Dufour S., Lespez L., (dir.) 2020, Géographie de l’environnement. La nature au temps de l’Anthropocène, Paris, A. Colin, Coll. U, 288 p.

Emilie Lavie

Texte intégral

  • 1 Géographie des environnements de Paul Arnould et Laurent Simon (2018 [mise à jour de leur ouvrage G (...)
  • 2 Le choix a été fait de respecter le choix du terme des auteur·e·s de la citation, même s’il est par (...)

1Ce manuel est le dernier né d’une série d’ouvrages récents sur la géographie de l’environnement française1. Dirigé par Simon Dufour et Laurent Lespez, il complète la Political Ecology à la française par une approche plus physique qui s’intéresse avant tout aux processus biophysiques. Il se réclame donc de la Critical Physical Geography, et propose une perspective différente du récent Chartier et Rodary (2016), Manifeste pour une géographie environnementale. Ce dernier répondait à l’ouvrage très critiqué Le Ciel ne va pas nous tomber sur la tête (Brunel & Pitte, 2010), et introduisait largement la Political Ecology, à savoir une approche politique et sociale de la géographie de l’environnement.

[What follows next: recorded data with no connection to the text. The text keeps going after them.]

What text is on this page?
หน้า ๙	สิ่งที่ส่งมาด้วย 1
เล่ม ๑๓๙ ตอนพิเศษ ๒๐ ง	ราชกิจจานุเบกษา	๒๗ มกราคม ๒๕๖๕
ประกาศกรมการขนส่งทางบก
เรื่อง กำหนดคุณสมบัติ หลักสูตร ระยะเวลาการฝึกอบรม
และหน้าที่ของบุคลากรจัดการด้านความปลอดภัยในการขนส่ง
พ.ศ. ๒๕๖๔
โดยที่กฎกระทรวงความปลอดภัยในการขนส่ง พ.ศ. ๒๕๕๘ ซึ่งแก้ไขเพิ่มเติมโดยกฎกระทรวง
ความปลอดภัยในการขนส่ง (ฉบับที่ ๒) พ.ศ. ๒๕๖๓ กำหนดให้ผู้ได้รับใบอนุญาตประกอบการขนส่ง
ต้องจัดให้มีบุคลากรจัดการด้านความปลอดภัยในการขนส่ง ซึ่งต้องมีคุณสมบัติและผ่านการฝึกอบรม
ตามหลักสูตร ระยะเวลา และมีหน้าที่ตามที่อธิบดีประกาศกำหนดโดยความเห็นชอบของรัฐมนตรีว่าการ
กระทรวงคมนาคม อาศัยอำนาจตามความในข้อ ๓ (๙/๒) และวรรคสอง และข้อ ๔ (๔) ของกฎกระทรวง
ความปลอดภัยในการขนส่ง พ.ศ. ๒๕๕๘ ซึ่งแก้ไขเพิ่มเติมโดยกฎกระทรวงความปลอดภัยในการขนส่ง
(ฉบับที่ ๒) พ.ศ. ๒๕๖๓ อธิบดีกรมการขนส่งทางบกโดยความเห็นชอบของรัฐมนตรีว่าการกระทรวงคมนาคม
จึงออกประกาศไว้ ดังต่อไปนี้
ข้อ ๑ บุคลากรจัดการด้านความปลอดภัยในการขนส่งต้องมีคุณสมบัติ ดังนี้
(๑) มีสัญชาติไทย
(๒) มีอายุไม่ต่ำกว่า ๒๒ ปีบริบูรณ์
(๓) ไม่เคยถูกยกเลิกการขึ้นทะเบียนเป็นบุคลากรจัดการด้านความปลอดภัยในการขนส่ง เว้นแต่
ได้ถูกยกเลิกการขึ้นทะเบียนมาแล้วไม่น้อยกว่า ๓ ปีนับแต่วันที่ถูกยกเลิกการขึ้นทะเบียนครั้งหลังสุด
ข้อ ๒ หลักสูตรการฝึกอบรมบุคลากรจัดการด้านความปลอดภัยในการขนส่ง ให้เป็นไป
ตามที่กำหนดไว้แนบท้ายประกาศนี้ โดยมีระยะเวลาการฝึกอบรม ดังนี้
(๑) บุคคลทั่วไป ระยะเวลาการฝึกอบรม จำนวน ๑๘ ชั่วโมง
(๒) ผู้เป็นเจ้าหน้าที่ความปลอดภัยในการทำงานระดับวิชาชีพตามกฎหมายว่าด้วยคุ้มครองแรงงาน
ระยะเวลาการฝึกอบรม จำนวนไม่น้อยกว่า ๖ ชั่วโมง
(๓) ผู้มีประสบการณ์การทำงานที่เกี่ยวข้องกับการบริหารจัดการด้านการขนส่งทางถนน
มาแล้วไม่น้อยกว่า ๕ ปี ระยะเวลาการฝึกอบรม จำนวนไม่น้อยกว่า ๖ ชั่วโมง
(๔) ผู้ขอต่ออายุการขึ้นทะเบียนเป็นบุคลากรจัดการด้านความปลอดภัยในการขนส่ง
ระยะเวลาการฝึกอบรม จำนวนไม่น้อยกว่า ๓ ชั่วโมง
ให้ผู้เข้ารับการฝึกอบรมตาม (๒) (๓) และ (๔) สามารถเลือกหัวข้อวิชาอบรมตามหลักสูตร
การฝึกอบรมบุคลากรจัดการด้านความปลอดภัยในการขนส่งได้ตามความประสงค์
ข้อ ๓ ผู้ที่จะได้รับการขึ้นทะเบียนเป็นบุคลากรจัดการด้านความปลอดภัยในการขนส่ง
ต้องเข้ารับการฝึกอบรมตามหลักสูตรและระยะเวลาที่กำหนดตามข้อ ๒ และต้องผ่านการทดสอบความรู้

L’épistémologie d’une géographie française de la nature est donc un sujet en vogue et fermement discuté, comme en témoignent Véronique Fourault-Cauët et al. (2020) « Contrairement à leurs collègues anglo-saxons2 qui oscillent entre engagement militant et refus de toute forme d’implication dans une approche appliquée de leurs travaux, les géographes français privilégient dans leur majorité un positionnement objectif et distant mais mobilisable dans un cadre opérationnel ». Cet ouvrage dirigé par Simon Dufour et Laurent Lespez me semble bien correspondre à cette définition.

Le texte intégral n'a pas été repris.